[Tract] – Alors que les sportifs sont souvent la cible d’insultes et de racisme en ligne, de nombreux clubs ont décidé de boycotter ce week-end Twitter, Facebook et Instagram.
Harcelés et insultés sur les réseaux sociaux à la moindre contre-performance, ou parfois sans raison, juste parce que leur tête ou leur couleur de peau ne convient, semble-t-il, pas à certains «supporters», les sportifs en ont marre. Pour manifester leur mécontentement, et faire réagir Twitter, Facebook, Instagram et compagnie, clubs et athlètes ont décidé de dire stop et d’appeler au boycott. Pendant trois jours, il vous sera ainsi impossible de voir les tweets de votre équipe préférée, ou de liker sur Instagram le selfie victorieux d’après match.
Ce vendredi à 16 heures (heure française), tous les clubs anglais professionnels de football, féminins comme masculins, ont partagé une ultime publication, avant de laisser leurs comptes en suspens jusqu’à mardi, 0h59. «Nous joignons les clubs, joueurs et organisations en ce week-end de boycott des réseaux sociaux.
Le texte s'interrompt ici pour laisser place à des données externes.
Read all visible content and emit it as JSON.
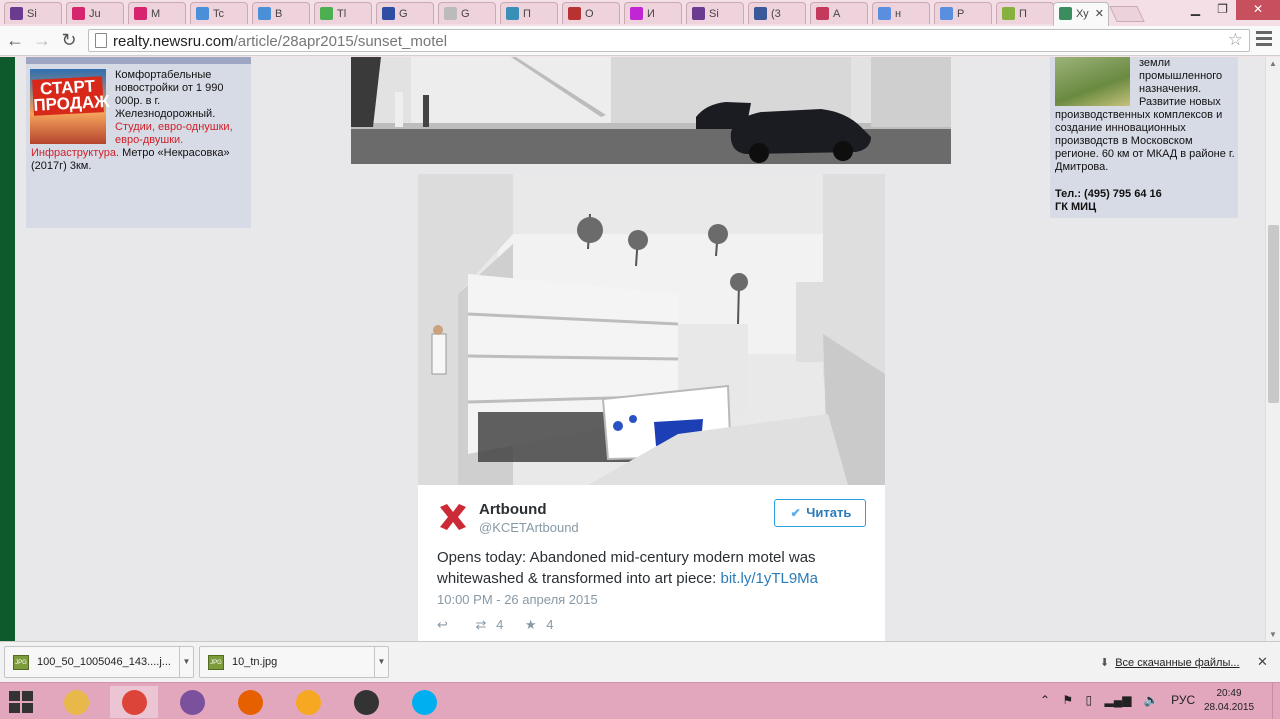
{
  "browser": {
    "tabs": [
      {
        "label": "Si",
        "icon": "flask-icon",
        "color": "#6b3b8f"
      },
      {
        "label": "Ju",
        "icon": "seven-icon",
        "color": "#d6246e"
      },
      {
        "label": "M",
        "icon": "seven-icon",
        "color": "#d6246e"
      },
      {
        "label": "Tc",
        "icon": "blocks-icon",
        "color": "#4a90d9"
      },
      {
        "label": "B",
        "icon": "blocks-icon",
        "color": "#4a90d9"
      },
      {
        "label": "Tl",
        "icon": "seven-icon",
        "color": "#4caf50"
      },
      {
        "label": "G",
        "icon": "flag-icon",
        "color": "#2e4ea3"
      },
      {
        "label": "G",
        "icon": "page-icon",
        "color": "#bbbbbb"
      },
      {
        "label": "П",
        "icon": "chart-icon",
        "color": "#3a8fb7"
      },
      {
        "label": "О",
        "icon": "omega-icon",
        "color": "#b83232"
      },
      {
        "label": "И",
        "icon": "nt-icon",
        "color": "#c026d3"
      },
      {
        "label": "Si",
        "icon": "flask-icon",
        "color": "#6b3b8f"
      },
      {
        "label": "(3",
        "icon": "facebook-icon",
        "color": "#3b5998"
      },
      {
        "label": "A",
        "icon": "arrow-icon",
        "color": "#c43a5d"
      },
      {
        "label": "н",
        "icon": "g8-icon",
        "color": "#5a8ede"
      },
      {
        "label": "Р",
        "icon": "g8-icon",
        "color": "#5a8ede"
      },
      {
        "label": "П",
        "icon": "shopify-icon",
        "color": "#86b13e"
      },
      {
        "label": "Ху",
        "icon": "page-icon",
        "color": "#3a8d5f",
        "active": true
      }
    ],
    "url_host": "realty.newsru.com",
    "url_path": "/article/28apr2015/sunset_motel"
  },
  "ad_left": {
    "stamp": "СТАРТ ПРОДАЖ",
    "text_black": "Комфортабельные новостройки от 1 990 000р. в г. Железнодорожный.",
    "text_red": "Студии, евро-однушки, евро-двушки. Инфраструктура.",
    "text_tail": "Метро «Некрасовка» (2017г) 3км."
  },
  "ad_right": {
    "text": "земли промышленного назначения. Развитие новых производственных комплексов и создание инновационных производств в Московском регионе. 60 км от МКАД в районе г. Дмитрова.",
    "phone": "Тел.: (495) 795 64 16",
    "company": "ГК МИЦ"
  },
  "tweet": {
    "name": "Artbound",
    "handle": "@KCETArtbound",
    "follow_label": "Читать",
    "text": "Opens today: Abandoned mid-century modern motel was whitewashed & transformed into art piece:",
    "link": "bit.ly/1yTL9Ma",
    "date": "10:00 PM - 26 апреля 2015",
    "retweets": "4",
    "favorites": "4",
    "accent": "#55acee"
  },
  "downloads": {
    "items": [
      {
        "name": "100_50_1005046_143....j..."
      },
      {
        "name": "10_tn.jpg"
      }
    ],
    "type_label": "JPG",
    "all_label": "Все скачанные файлы..."
  },
  "taskbar": {
    "apps": [
      {
        "name": "explorer",
        "color": "#e8b84a"
      },
      {
        "name": "chrome",
        "color": "#db4437",
        "active": true
      },
      {
        "name": "viber",
        "color": "#7b519d"
      },
      {
        "name": "firefox",
        "color": "#e66000"
      },
      {
        "name": "weather",
        "color": "#f7a823"
      },
      {
        "name": "camera",
        "color": "#333333"
      },
      {
        "name": "skype",
        "color": "#00aff0"
      }
    ],
    "lang": "РУС",
    "time": "20:49",
    "date": "28.04.2015"
  }
}
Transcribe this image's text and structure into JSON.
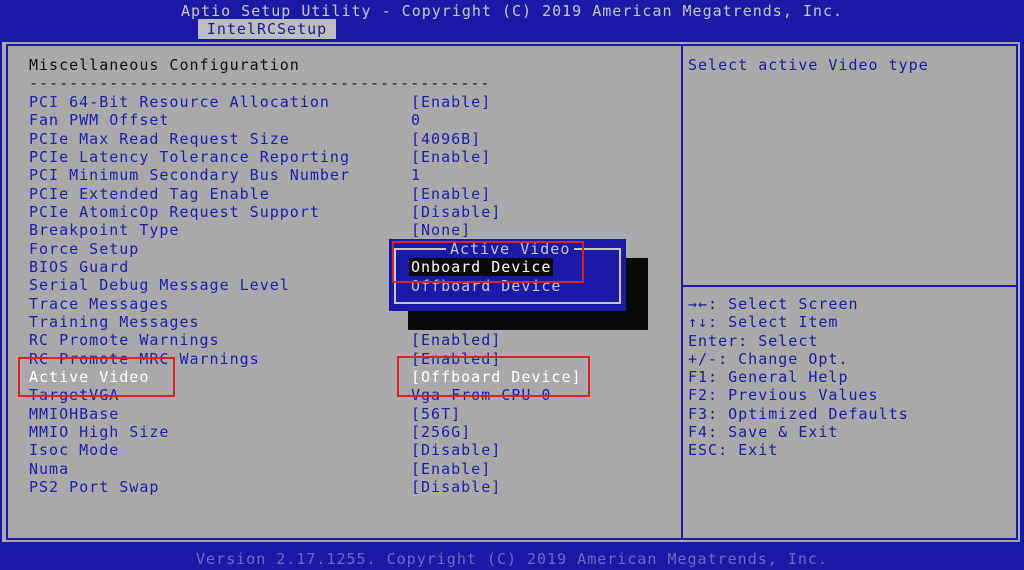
{
  "header": {
    "title": "Aptio Setup Utility - Copyright (C) 2019 American Megatrends, Inc.",
    "tab": "IntelRCSetup"
  },
  "section": {
    "title": "Miscellaneous Configuration",
    "separator": "----------------------------------------------"
  },
  "rows": [
    {
      "label": "PCI 64-Bit Resource Allocation",
      "value": "[Enable]"
    },
    {
      "label": "Fan PWM Offset",
      "value": "0"
    },
    {
      "label": "PCIe Max Read Request Size",
      "value": "[4096B]"
    },
    {
      "label": "PCIe Latency Tolerance Reporting",
      "value": "[Enable]"
    },
    {
      "label": "PCI Minimum Secondary Bus Number",
      "value": "1"
    },
    {
      "label": "PCIe Extended Tag Enable",
      "value": "[Enable]"
    },
    {
      "label": "PCIe AtomicOp Request Support",
      "value": "[Disable]"
    },
    {
      "label": "Breakpoint Type",
      "value": "[None]"
    },
    {
      "label": "Force Setup",
      "value": ""
    },
    {
      "label": "BIOS Guard",
      "value": ""
    },
    {
      "label": "Serial Debug Message Level",
      "value": ""
    },
    {
      "label": "Trace Messages",
      "value": ""
    },
    {
      "label": "Training Messages",
      "value": ""
    },
    {
      "label": "RC Promote Warnings",
      "value": "[Enabled]"
    },
    {
      "label": "RC Promote MRC Warnings",
      "value": "[Enabled]"
    },
    {
      "label": "Active Video",
      "value": "[Offboard Device]"
    },
    {
      "label": "TargetVGA",
      "value": "Vga From CPU 0"
    },
    {
      "label": "MMIOHBase",
      "value": "[56T]"
    },
    {
      "label": "MMIO High Size",
      "value": "[256G]"
    },
    {
      "label": "Isoc Mode",
      "value": "[Disable]"
    },
    {
      "label": "Numa",
      "value": "[Enable]"
    },
    {
      "label": "PS2 Port Swap",
      "value": "[Disable]"
    }
  ],
  "help_text": "Select active Video type",
  "keys": [
    "→←: Select Screen",
    "↑↓: Select Item",
    "Enter: Select",
    "+/-: Change Opt.",
    "F1: General Help",
    "F2: Previous Values",
    "F3: Optimized Defaults",
    "F4: Save & Exit",
    "ESC: Exit"
  ],
  "popup": {
    "title": "Active Video",
    "options": [
      "Onboard Device",
      "Offboard Device"
    ],
    "selected_option": "Onboard Device"
  },
  "footer": "Version 2.17.1255. Copyright (C) 2019 American Megatrends, Inc.",
  "colors": {
    "background": "#1a1aa6",
    "panel": "#a9a9a9",
    "item_text": "#1d1db0",
    "highlight_box": "#e02020"
  }
}
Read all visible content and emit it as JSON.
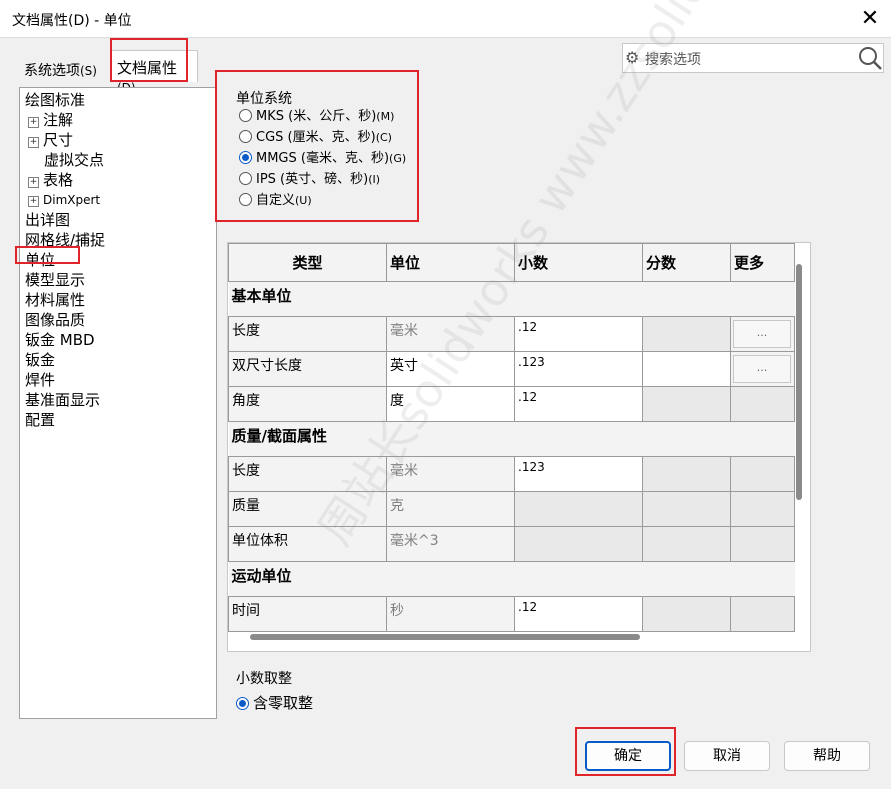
{
  "window": {
    "title": "文档属性(D) - 单位",
    "close_glyph": "✕"
  },
  "tabs": [
    {
      "label": "系统选项",
      "hotkey": "(S)"
    },
    {
      "label": "文档属性",
      "hotkey": "(D)"
    }
  ],
  "search": {
    "placeholder": "搜索选项",
    "gear_icon": "gear-icon",
    "search_icon": "search-icon"
  },
  "tree": {
    "items": [
      {
        "label": "绘图标准"
      },
      {
        "label": "注解"
      },
      {
        "label": "尺寸"
      },
      {
        "label": "虚拟交点"
      },
      {
        "label": "表格"
      },
      {
        "label": "DimXpert"
      },
      {
        "label": "出详图"
      },
      {
        "label": "网格线/捕捉"
      },
      {
        "label": "单位"
      },
      {
        "label": "模型显示"
      },
      {
        "label": "材料属性"
      },
      {
        "label": "图像品质"
      },
      {
        "label": "钣金 MBD"
      },
      {
        "label": "钣金"
      },
      {
        "label": "焊件"
      },
      {
        "label": "基准面显示"
      },
      {
        "label": "配置"
      }
    ],
    "selected": "单位"
  },
  "unit_system": {
    "label": "单位系统",
    "options": [
      {
        "label": "MKS (米、公斤、秒)",
        "hotkey": "(M)",
        "checked": false
      },
      {
        "label": "CGS (厘米、克、秒)",
        "hotkey": "(C)",
        "checked": false
      },
      {
        "label": "MMGS (毫米、克、秒)",
        "hotkey": "(G)",
        "checked": true
      },
      {
        "label": "IPS (英寸、磅、秒)",
        "hotkey": "(I)",
        "checked": false
      },
      {
        "label": "自定义",
        "hotkey": "(U)",
        "checked": false
      }
    ]
  },
  "unit_table": {
    "headers": [
      "类型",
      "单位",
      "小数",
      "分数",
      "更多"
    ],
    "sections": {
      "basic": "基本单位",
      "mass": "质量/截面属性",
      "motion": "运动单位"
    },
    "rows": {
      "length": {
        "type": "长度",
        "unit": "毫米",
        "decimal": ".12",
        "more": "..."
      },
      "dual": {
        "type": "双尺寸长度",
        "unit": "英寸",
        "decimal": ".123",
        "more": "..."
      },
      "angle": {
        "type": "角度",
        "unit": "度",
        "decimal": ".12"
      },
      "mass_length": {
        "type": "长度",
        "unit": "毫米",
        "decimal": ".123"
      },
      "mass": {
        "type": "质量",
        "unit": "克"
      },
      "volume": {
        "type": "单位体积",
        "unit": "毫米^3"
      },
      "time": {
        "type": "时间",
        "unit": "秒",
        "decimal": ".12"
      }
    }
  },
  "rounding": {
    "label": "小数取整",
    "option": {
      "label": "含零取整",
      "checked": true
    }
  },
  "buttons": {
    "ok": "确定",
    "cancel": "取消",
    "help": "帮助"
  },
  "watermark": "周站长solidworks www.zzsolidworks.com",
  "colors": {
    "accent": "#0a5ac8",
    "highlight_box": "#e0242a"
  }
}
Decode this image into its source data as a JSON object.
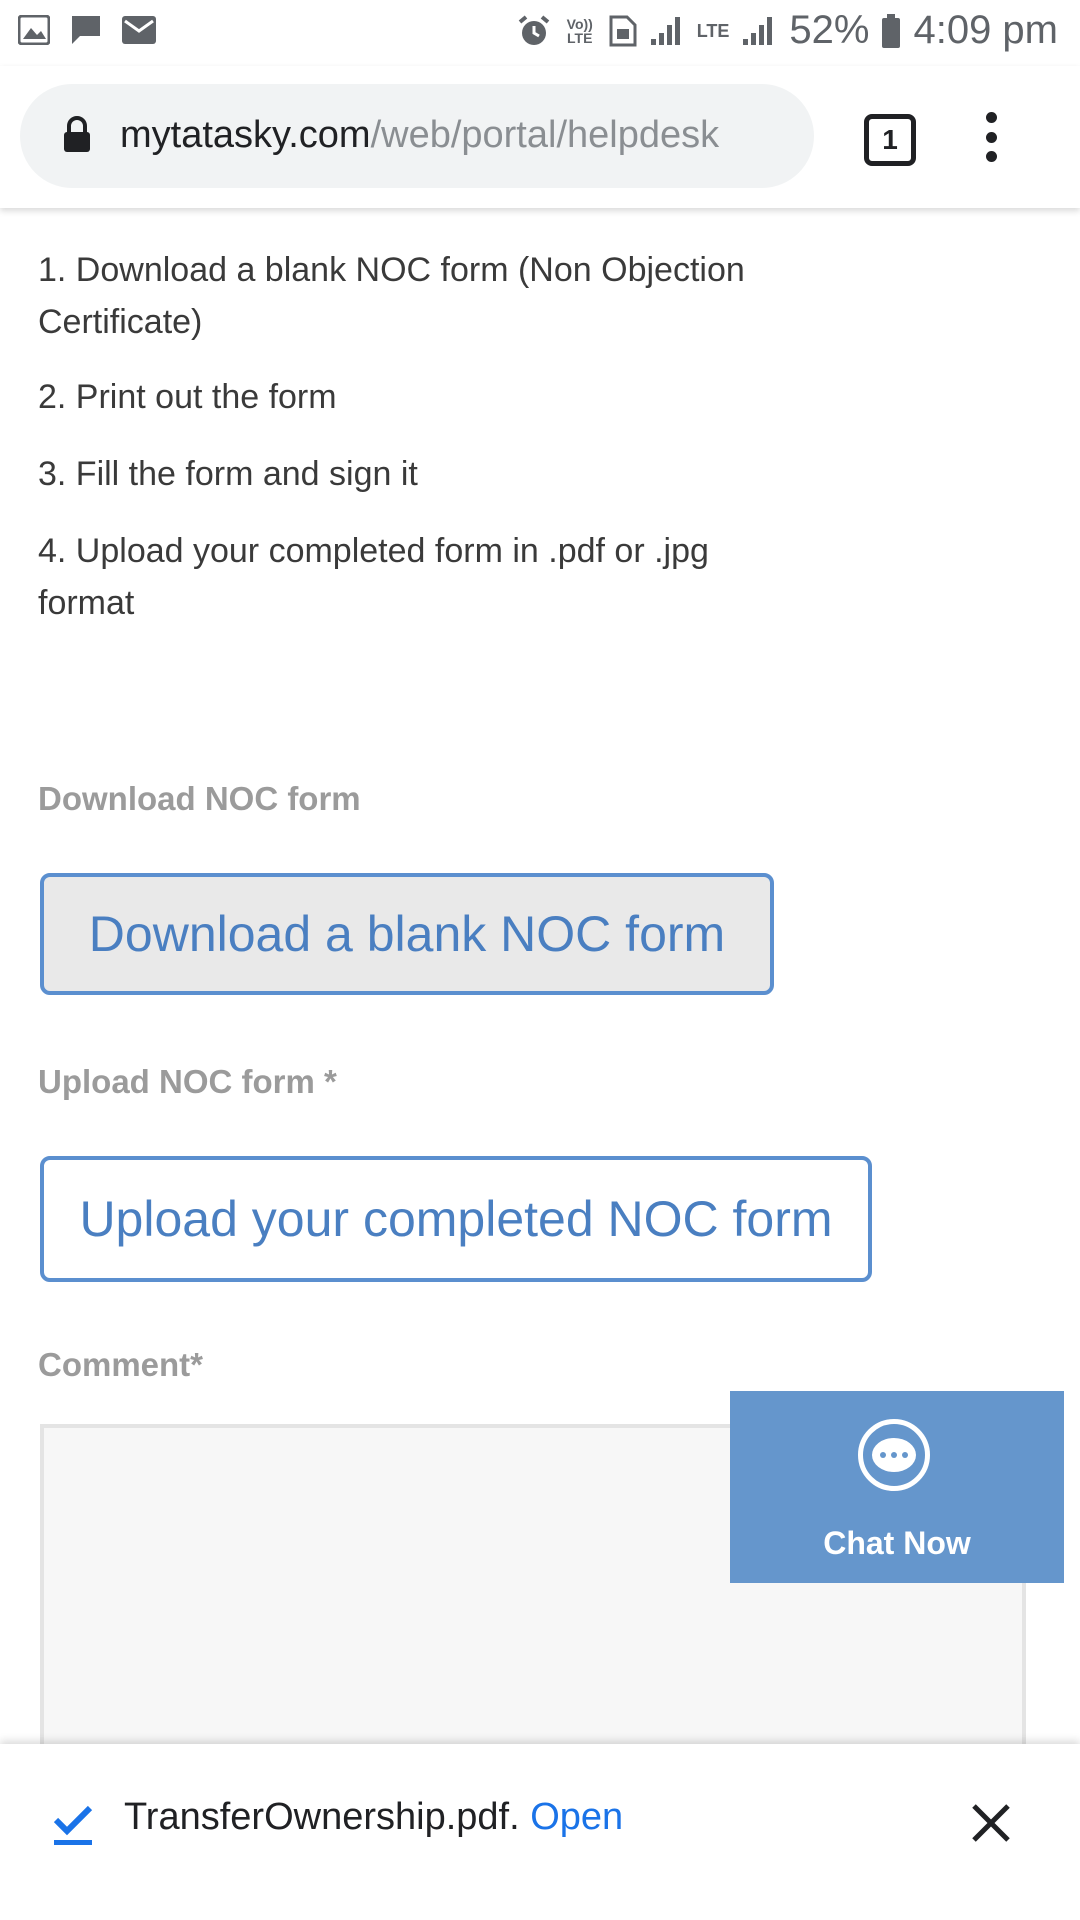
{
  "status_bar": {
    "battery": "52%",
    "time": "4:09 pm",
    "volte": "Vo)) LTE",
    "lte": "LTE"
  },
  "browser": {
    "url_domain": "mytatasky.com",
    "url_path": "/web/portal/helpdesk",
    "tab_count": "1"
  },
  "content": {
    "steps": [
      "1. Download a blank NOC form (Non Objection Certificate)",
      "2. Print out the form",
      "3. Fill the form and sign it",
      "4. Upload your completed form in .pdf or .jpg format"
    ],
    "download_label": "Download NOC form",
    "download_button": "Download a blank NOC form",
    "upload_label": "Upload NOC form *",
    "upload_button": "Upload your completed NOC form",
    "comment_label": "Comment*"
  },
  "chat": {
    "label": "Chat Now",
    "icon": "chat-bubble-icon",
    "color": "#6596cc"
  },
  "download_bar": {
    "filename": "TransferOwnership.pdf.",
    "open_label": "Open"
  },
  "colors": {
    "accent": "#4a7fc1",
    "link": "#1a73e8"
  }
}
Les abus et discriminations, quelle qu’en soit la nature, ne sont pas les bienvenues», peut-on lire sur les réseaux sociaux de Manchester United. «Assez c’est assez», est-il désormais écrit sur ceux du club d’Arsenal. De nombreux joueurs et fans y vont eux aussi de leur message personnel, qu’ils concluent tous par #StopOnlineAbuse (arrêtons les abus en ligne).
Mouvement international
Très répandu dans le football britannique, le mouvement a aussi été repris un peu partout en Europe. De nombreux pilotes de Formule 1 ont eux aussi annoncé boycotter les réseaux le temps d’un week-end, alors qu’un Grand prix à lieu au Portugal dimanche. Tout comme la Fédération française de rugby, celle de tennis, ou encore le Football Club de Nantes, dont l’un des joueurs avait été victime d’insultes racistes et de menaces de mort sur les réseaux début avril. Même l’UEFA, qui organise les différentes compétitions européennes de football (Ligue des champions, Europa League, Euro) a expliqué dans un communiqué soutenir le mouvement et mettre en veille ses comptes sur les plateformes.
Les vagues de harcèlement visant des personnalités publiques, et donc par défaut des sportifs de haut niveau qui sont fortement médiatisés, ne datent pas d’hier, mais elles ont eu tendance à augmenter depuis le début de la pandémie et la fermeture des stades. En février, dans une lettre ouverte adressée à Jack Dorsey, le PDG de Twitter, et à Mark Zuckerberg, celui de Facebook (qui possède aussi Instagram), les plus hautes instances du foot anglais avaient demandé aux plateformes d’en faire plus pour modérer les messages insultants, racistes ou discriminants visant les footballeurs. «Votre inaction a créé la croyance dans l’esprit des auteurs anonymes qu’ils sont hors de portée. Le flux incessant de messages racistes et discriminatoires se nourrit de lui-même : plus il est toléré par Twitter, Facebook et Instagram, plus il devient un comportement normal et accepté», taclaient-elles à l’époque.
Réseaux toxiques
Depuis, le ras-le-bol a pris de l’ampleur. Fin mars, Thierry Henry, le meilleur buteur de l’histoire de l’équipe de France de football et personnalité respectée au Royaume-Uni (où il a passé la majorité de sa carrière), a décidé de se retirer des réseaux sociaux. «Le volume considérable de racisme, d’intimidation et de torture mentale qui en résulte est trop toxique pour être ignoré», expliquait-il avant de clôturer ses comptes suivis par plusieurs millions de personnes, jurant ne pas revenir «tant que les personnes en charge de ces réseaux ne mettront pas en place des mesures pour réguler leur plateforme avec la même férocité qu’ils le font pour protéger les copyrights».
Un peu malgré lui, le champion du monde 1998 a lancé un mouvement. Interrogés, plusieurs joueurs s’étaient dits favorables à l’idée de se retirer – temporairement – des réseaux, à condition que ce soit dans le cadre d’une action commune et massive. Le 24 avril, les clubs et organisations de football du Royaume-Uni ont publié un nouveau communiqué, appelant donc à un boycott du 30 avril au 3 mai, dates de la 34e journée de Premier League. Conscients que leur action «n’éradiquera pas le fléau de l’abus discriminatoire en ligne», ils disent espérer qu’elle contribuera à «éduquer» les internautes et à faire réagir les géants de la tech et le gouvernement britannique.